I was in L.A. for a food conference. In most industries, conferences are something to endure. The goal is to get in, get out and get home as soon as possible. But things are different at food conferences, at least at the International Association of Food Professionals. This is a conference of people who quite literally eat for a living: cookbook authors, food editors, bloggers, photographers and stylists, test kitchen professionals, culinary PR reps. If your job pertains to creating content about food, you’re there (or should be).
And that means eating great food is a top priority for everyone there. When we’re not attending a session on, say, how to write a cookbook proposal, we’re trading notes on menus, sharing cabs to restaurants, and Instagramming our latest meals. As we network between sessions, we trade dining tips like stock-brokers trade investment advice. The most commonly asked question is not “Where are you from?” but “Where are you going for dinner?”
There’s an insane amount of amazing food in L.A., and I’m happy to report I ate a lot of it. The city is filled with a wide range of thriving ethnic communities, and each has made an impact on the food scene. This is a place where you can take a deep dive into authentic Korean, Japanese, Thai, and Mexican food, and then head to a hot new restaurant where the flavors from each of these cultures is pulled together into a single dish — and it works. A microcosm of L.A. on a plate.
But one of my favorite excursions was the Hollywood Farmers Market, thankfully just a few blocks from the conference hotel. Visiting it was like putting a face to a name, like finally meeting someone in person whom you follow online. That’s because there’s a Hollywood Farmers Market here in Portland, too, and whenever I’d Google my neighborhood market to get the hours or vendor list, the L.A. version would always come up first (and, usually, confuse the heck out of me).
I never thought I’d ever have a reason to go to the other Hollywood Farmers Market, and yet there I was, oogling piles of bright citrus and green avocados we never get at farmers markets in the Northwest. The selection was stunning, with varieties I had never heard of before. I fell in love with Ellendale tangerines, which had a wonderful floral note, and the Zutano avocados, which have a lighter, cleaner flavor and texture than the Hass we get at the store.
Of course, L.A. is ground zero for avocado toast, that perennial Instagram darling. So of course we had to go to Sqirl, one of the best places to get it. There, the rustic bread was slathered in fresh ricotta, then topped with avocado, sesame seeds and pickled carrot ribbons to cut the richness.
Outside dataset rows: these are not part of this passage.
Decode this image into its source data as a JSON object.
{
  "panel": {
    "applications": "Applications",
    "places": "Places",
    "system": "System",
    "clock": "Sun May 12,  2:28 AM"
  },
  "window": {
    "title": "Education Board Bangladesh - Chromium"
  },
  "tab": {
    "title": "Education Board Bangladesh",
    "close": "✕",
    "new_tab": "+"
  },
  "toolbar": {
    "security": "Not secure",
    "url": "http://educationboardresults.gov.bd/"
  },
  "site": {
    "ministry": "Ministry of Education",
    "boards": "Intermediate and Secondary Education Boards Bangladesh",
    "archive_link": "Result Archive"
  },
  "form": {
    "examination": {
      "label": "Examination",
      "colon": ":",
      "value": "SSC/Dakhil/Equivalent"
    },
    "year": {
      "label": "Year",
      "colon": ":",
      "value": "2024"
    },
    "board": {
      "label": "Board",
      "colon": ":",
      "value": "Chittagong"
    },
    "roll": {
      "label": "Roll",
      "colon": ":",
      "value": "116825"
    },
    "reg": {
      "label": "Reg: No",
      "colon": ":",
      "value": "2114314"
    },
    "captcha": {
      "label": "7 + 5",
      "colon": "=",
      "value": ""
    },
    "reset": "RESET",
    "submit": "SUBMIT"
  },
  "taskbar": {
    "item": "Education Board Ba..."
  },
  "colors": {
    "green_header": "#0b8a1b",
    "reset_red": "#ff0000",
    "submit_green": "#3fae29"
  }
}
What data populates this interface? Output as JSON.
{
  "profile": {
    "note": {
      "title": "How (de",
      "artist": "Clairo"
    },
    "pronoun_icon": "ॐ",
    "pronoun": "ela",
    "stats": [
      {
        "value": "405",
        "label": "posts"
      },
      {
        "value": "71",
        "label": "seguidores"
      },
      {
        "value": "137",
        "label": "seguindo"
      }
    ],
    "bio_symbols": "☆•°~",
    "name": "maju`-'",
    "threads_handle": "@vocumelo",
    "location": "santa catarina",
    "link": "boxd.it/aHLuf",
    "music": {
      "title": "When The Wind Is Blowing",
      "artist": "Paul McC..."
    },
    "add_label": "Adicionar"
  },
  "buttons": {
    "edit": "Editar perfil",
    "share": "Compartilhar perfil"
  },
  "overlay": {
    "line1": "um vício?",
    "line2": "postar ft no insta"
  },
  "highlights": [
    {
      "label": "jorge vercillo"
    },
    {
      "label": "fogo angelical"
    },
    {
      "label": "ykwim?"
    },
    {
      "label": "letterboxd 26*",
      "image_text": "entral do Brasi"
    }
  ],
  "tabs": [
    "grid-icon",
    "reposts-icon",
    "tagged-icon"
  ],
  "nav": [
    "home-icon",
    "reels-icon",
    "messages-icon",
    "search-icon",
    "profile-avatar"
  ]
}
Now that I’m back home, and I’ve unpacked the Zutano avocados and Meyer lemons from my suitcase (the tangerines were too irresistible to make it out of the hotel uneaten), I find myself craving that same combination of richness and piquancy, and craving another sun-soaked day when the only thing on my agenda is to eat my way through L.A. For now, though, this SoCal-inspired lunch will have to do.
Avocado Toast with Raw Asparagus and Meyer Lemon Salsa
Makes 1 to 2 servings
This is a simple yet highly flavorful breakfast, lunch or snack. Meyer lemons are much sweeter and milder than regular lemons, which is why they work so well here to cut the richness of the avocado without being overpoweringly tart. If you’ve never had raw asparagus before, you’re in for a treat. It’s crispy, juicy and more mild in flavor than cooked asparagus. It adds a wonderful crunch, but if you don’t have any on hand you can certainly leave it out, or substitute thinly sliced radishes or carrots.
1 Meyer lemon
1 tablespoon chopped red onion
1 tablespoon chopped fresh cilantro
Salt and freshly ground black pepper
2 fat asparagus spears, peeled, woody end trimmed, sliced on the bias
2 slices rustic bread, toasted
1 avocado, sliced
With a microplane, remove the zest from the lemon and set aside. With a sharp knife, cut off the ends of the lemon until you expose the flesh. Set one end on a cutting board and use the knife to cut away the peel and pith, exposing the flesh. Cut between the membranes of the lemon to remove the segments and roughly chop. Add chopped lemon to a small bowl along with the red onion, cilantro and about half the zest. Season with salt and pepper to taste, then add the sliced asparagus.
Top each each piece of toasted bread with sliced avocado. Season with salt and pepper. Spoon lemon-asparagus salsa on top and garnish with more cilantro and lemon zest.